Look outside for insight
The first lesson is to look outside your industry. For most software developers, a process failure isn’t deadly. But if you’re a developer working on a shuttle launch or in critical healthcare environments, mistakes can be fatal. It certainly puts our own security, compliance, and reliability concerns in perspective and can offer valuable ideas for how to approach tough projects with extreme demands. You may not be launching your new widget into orbit, but what if you were to treat it as such?
Build systems that assume you’ll make mistakes
One of the first ways to approach development processes like an astronaut is to stop assuming everything will go according to plan. Build systems for resilience from the start, as you’re not going to be fixing them once they’re in orbit—er, production. Automation can help. And make sure that when failure does happen, you’ve got a plan for recovery. Don’t let failing systems or projects continue to struggle. Kill them off and start again.
Avoid the normalization of deviance
“It’s ok, we can work around it.” Atkinson posits that this is one of the biggest mistakes we—and those exploring space—can make. It’s not the single exception that is so dangerous, it’s when that exception becomes common practice. The poignant example of this costly normalization was the Challenger disaster. A very small thing—an O-ring seal on a solid rocket booster—was allowed to deviate from the normal practice. Shuttles launched successfully on more than a dozen flights with this defect. The fix itself wasn’t impossible, but there was little support for pausing planned missions or taking time away from other work. When the deviance of the rubber ring met the deviance of a particularly cold day, failure was catastrophic.
Use deviance as an indicator
Even on a small dev team, the number of irregular behaviors we see every day may be overwhelming. For most development projects, our tolerance for risk (and deviance) is greater than NASA’s. After a failure, it’s human nature to think that it probably won’t happen again so quickly. But remember: Challenger crashed in 1986. In 2003, Columbia disintegrated on re-entry. The cause? Foam insulation that fell off and damaged the craft—a small deviance that had been recorded on several earlier missions.
If NASA couldn’t eliminate normalized deviance, costing them many lives and millions of dollars, then your business leaders probably won’t be swayed on such issues, either. This shouldn’t stop a good development team from using such information to improve their practice. By keeping a record of deviance, you know what areas of the business are most resistant to correcting bad practice and which ones trust and respond to the recommendations of their development organizations.
Practice makes (almost) perfect
Hadfield’s memoir, An Astronauts Guide to Life on Earth, closely examines how astronauts prepare to identify and solve problems, often by asking (and answering) this question: “What’s the next thing that’s going to kill me?” Atkinson notes that they also practice more than their own roles, becoming familiar with any skill that might be needed and simulating responding to realistic scenarios until they can respond calmly and quickly—even while wearing a cumbersome spacesuit.

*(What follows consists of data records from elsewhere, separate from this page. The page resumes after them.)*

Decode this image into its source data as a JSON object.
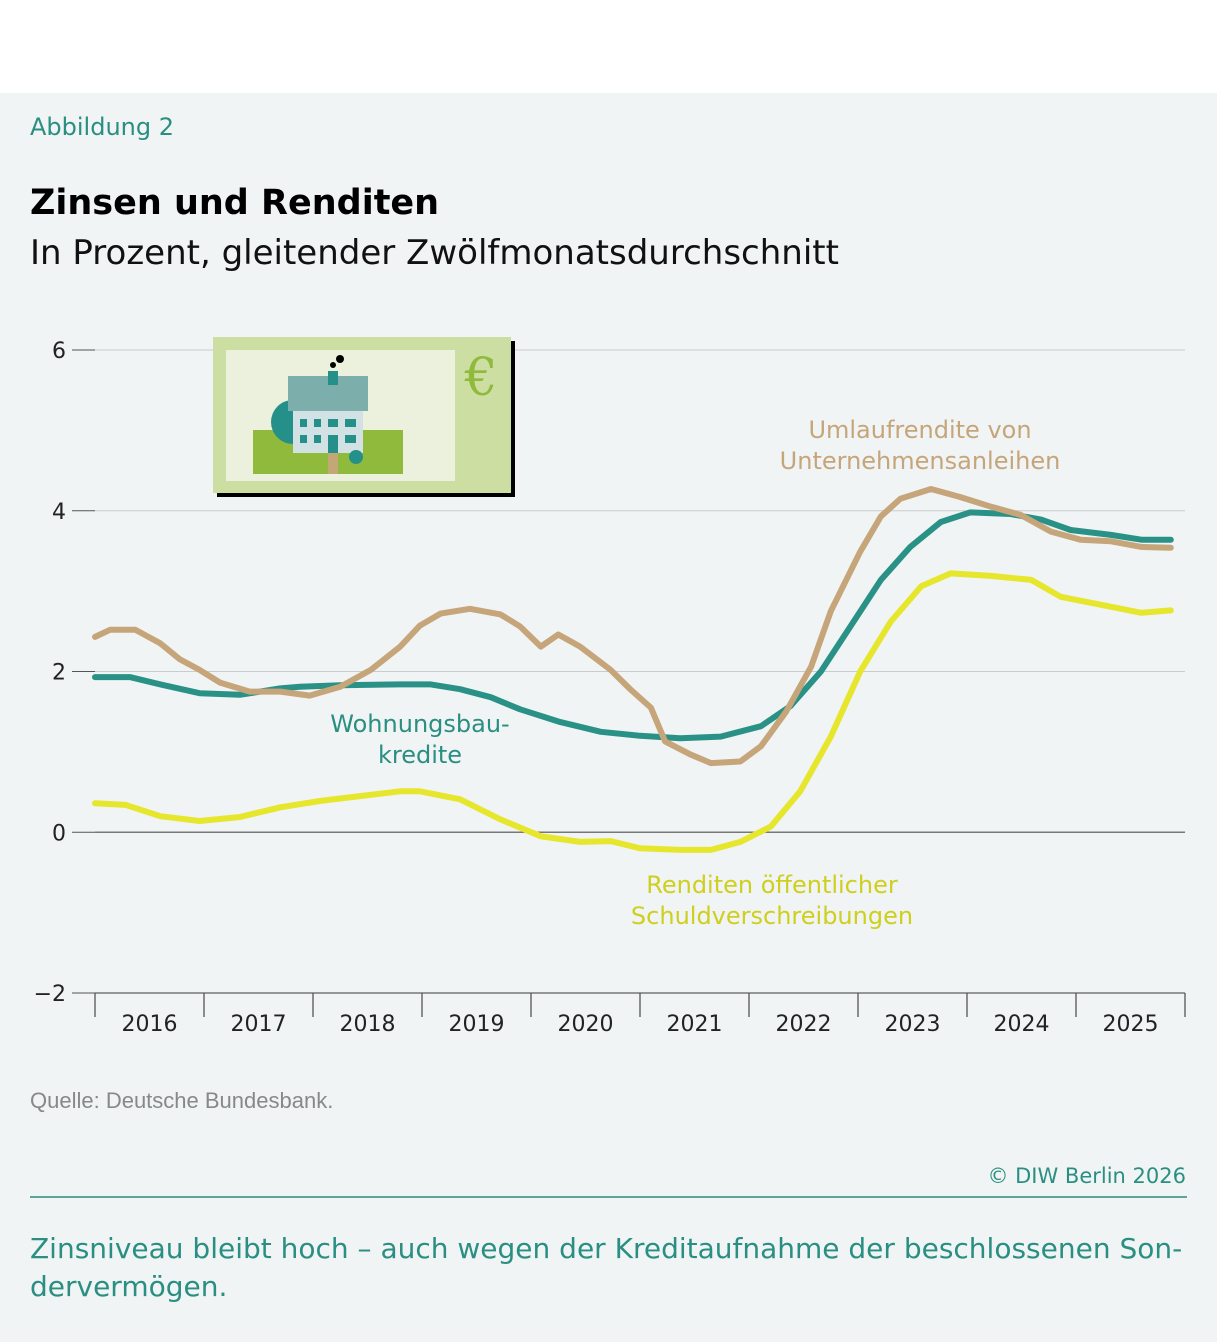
{
  "header": {
    "figure_label": "Abbildung 2",
    "title": "Zinsen und Renditen",
    "subtitle": "In Prozent, gleitender Zwölfmonatsdurchschnitt"
  },
  "footer": {
    "source": "Quelle: Deutsche Bundesbank.",
    "copyright": "© DIW Berlin 2026",
    "caption": "Zinsniveau bleibt hoch – auch wegen der Kreditaufnahme der beschlossenen Son-dervermögen."
  },
  "icon": "banknote-house-euro-icon",
  "chart_data": {
    "type": "line",
    "ylim": [
      -2,
      6
    ],
    "yticks": [
      -2,
      0,
      2,
      4,
      6
    ],
    "ytick_labels": [
      "−2",
      "0",
      "2",
      "4",
      "6"
    ],
    "xlim": [
      2016,
      2026
    ],
    "xtick_labels": [
      "2016",
      "2017",
      "2018",
      "2019",
      "2020",
      "2021",
      "2022",
      "2023",
      "2024",
      "2025"
    ],
    "grid": true,
    "series": [
      {
        "name": "Wohnungsbau-kredite",
        "label_lines": [
          "Wohnungsbau-",
          "kredite"
        ],
        "color": "#2a9187",
        "x": [
          2016.0,
          2016.32,
          2016.6,
          2016.96,
          2017.33,
          2017.7,
          2017.88,
          2018.25,
          2018.8,
          2019.08,
          2019.35,
          2019.63,
          2019.9,
          2020.27,
          2020.64,
          2021.0,
          2021.37,
          2021.74,
          2022.11,
          2022.38,
          2022.66,
          2022.93,
          2023.21,
          2023.48,
          2023.76,
          2024.03,
          2024.4,
          2024.68,
          2024.95,
          2025.32,
          2025.6,
          2025.87
        ],
        "y": [
          1.93,
          1.93,
          1.84,
          1.73,
          1.71,
          1.79,
          1.81,
          1.83,
          1.84,
          1.84,
          1.78,
          1.68,
          1.53,
          1.37,
          1.25,
          1.2,
          1.17,
          1.19,
          1.32,
          1.57,
          2.0,
          2.56,
          3.14,
          3.55,
          3.86,
          3.98,
          3.96,
          3.89,
          3.76,
          3.7,
          3.64,
          3.64
        ]
      },
      {
        "name": "Umlaufrendite von Unternehmensanleihen",
        "label_lines": [
          "Umlaufrendite von",
          "Unternehmensanleihen"
        ],
        "color": "#c6a57a",
        "x": [
          2016.0,
          2016.14,
          2016.37,
          2016.6,
          2016.78,
          2016.96,
          2017.15,
          2017.42,
          2017.7,
          2017.97,
          2018.25,
          2018.53,
          2018.8,
          2018.98,
          2019.17,
          2019.44,
          2019.72,
          2019.9,
          2020.09,
          2020.25,
          2020.45,
          2020.73,
          2020.91,
          2021.1,
          2021.23,
          2021.46,
          2021.65,
          2021.92,
          2022.11,
          2022.34,
          2022.57,
          2022.75,
          2023.02,
          2023.21,
          2023.39,
          2023.67,
          2023.94,
          2024.22,
          2024.49,
          2024.77,
          2025.04,
          2025.32,
          2025.6,
          2025.87
        ],
        "y": [
          2.43,
          2.52,
          2.52,
          2.35,
          2.15,
          2.02,
          1.86,
          1.75,
          1.75,
          1.7,
          1.81,
          2.02,
          2.31,
          2.57,
          2.72,
          2.78,
          2.71,
          2.56,
          2.31,
          2.46,
          2.31,
          2.02,
          1.78,
          1.55,
          1.13,
          0.97,
          0.86,
          0.88,
          1.07,
          1.5,
          2.06,
          2.75,
          3.49,
          3.93,
          4.15,
          4.27,
          4.17,
          4.05,
          3.95,
          3.74,
          3.64,
          3.62,
          3.55,
          3.54
        ]
      },
      {
        "name": "Renditen öffentlicher Schuldverschreibungen",
        "label_lines": [
          "Renditen öffentlicher",
          "Schuldverschreibungen"
        ],
        "color": "#e6e62c",
        "x": [
          2016.0,
          2016.28,
          2016.6,
          2016.96,
          2017.33,
          2017.7,
          2018.07,
          2018.43,
          2018.8,
          2018.98,
          2019.35,
          2019.72,
          2020.09,
          2020.45,
          2020.73,
          2021.0,
          2021.37,
          2021.65,
          2021.92,
          2022.2,
          2022.47,
          2022.75,
          2023.02,
          2023.3,
          2023.58,
          2023.85,
          2024.22,
          2024.59,
          2024.86,
          2025.23,
          2025.6,
          2025.87
        ],
        "y": [
          0.36,
          0.34,
          0.2,
          0.14,
          0.19,
          0.31,
          0.39,
          0.45,
          0.51,
          0.51,
          0.41,
          0.16,
          -0.05,
          -0.12,
          -0.11,
          -0.2,
          -0.22,
          -0.22,
          -0.12,
          0.07,
          0.51,
          1.19,
          2.0,
          2.62,
          3.06,
          3.22,
          3.19,
          3.14,
          2.93,
          2.83,
          2.73,
          2.76
        ]
      }
    ]
  }
}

At best, many development teams practice disaster recovery a few times a year. Atkinson suggests several ways to integrate more rigorous training, such as assigning a creative developer to generate both simple and complex errors on a weekly or monthly basis. These would not be scheduled and would need to be identified and investigated as though they were real. This means monitoring to pick up the anomaly and proper processes and postmortem to ensure everyone is learning.
Atkinson’s talk reminds us that perfection—even for the really smart people at NASA—isn’t realistic. After all, 2.5 billion dollars of technology crashed into Mars because NASA had trouble sharing information between teams (sound familiar?). Accepting and embracing imperfection lets us learn from it so that in the future, our spaceships know which way to go.